Being honest about our model's evaluation. Our CNN clarity classifier scores 100% on its validation set. We want to be upfront that this reflects testing on augmented variants of the same source photos, not a fully independent real-world test set. We chose to disclose this directly in our Responsible AI section rather than presenting the number without context.
PDF generation with Unicode. Our exported summary originally used checkmark and warning symbols that crashed FPDF's core font encoding, fixed by sanitizing all dynamic text before it reaches the PDF layer.

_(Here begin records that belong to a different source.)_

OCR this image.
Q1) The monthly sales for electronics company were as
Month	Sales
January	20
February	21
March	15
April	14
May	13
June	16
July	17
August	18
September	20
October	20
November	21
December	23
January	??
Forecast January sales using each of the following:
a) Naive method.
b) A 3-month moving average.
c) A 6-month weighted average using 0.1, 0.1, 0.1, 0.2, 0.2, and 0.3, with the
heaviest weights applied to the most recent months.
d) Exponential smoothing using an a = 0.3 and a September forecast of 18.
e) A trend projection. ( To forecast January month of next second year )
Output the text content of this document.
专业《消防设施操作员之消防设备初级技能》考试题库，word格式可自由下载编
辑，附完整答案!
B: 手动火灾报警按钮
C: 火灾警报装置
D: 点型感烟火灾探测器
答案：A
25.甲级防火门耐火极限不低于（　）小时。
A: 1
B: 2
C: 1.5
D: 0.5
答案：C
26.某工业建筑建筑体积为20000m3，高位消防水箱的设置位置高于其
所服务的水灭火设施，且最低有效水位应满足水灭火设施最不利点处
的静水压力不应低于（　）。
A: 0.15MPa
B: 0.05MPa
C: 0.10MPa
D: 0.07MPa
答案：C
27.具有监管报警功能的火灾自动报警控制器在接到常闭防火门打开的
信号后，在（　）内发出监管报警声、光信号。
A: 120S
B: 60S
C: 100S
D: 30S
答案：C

Accomplishments we're proud of
A working three-layer pipeline where each layer's role is intentional, not accidental. A trained, explainable computer vision model with Grad-CAM verification, not just an API call wrapped in a UI. Real FDA drug data integration instead of a small hardcoded list. A full account system with bcrypt-hashed password storage and a working history page, so families can look back on past discharge letters and cabinet checks. And a clinical-safety-first architecture, where the part of the system most likely to be wrong (the AI) is never the part making the final call.
What we learned
How to separate language understanding from decision-making in an AI system, and why that separation matters more in a health-adjacent context than almost anywhere else. We also learned that a model's validation accuracy is only meaningful in the context of how the validation set was built — which is why we report our CNN's limitations explicitly rather than leading with the headline number.
What's next for Cabinet Clear
Expanding the FDA drug database beyond our initial pull, and broader real-world testing of the clarity classifier against independently collected (not augmented) blurry photos.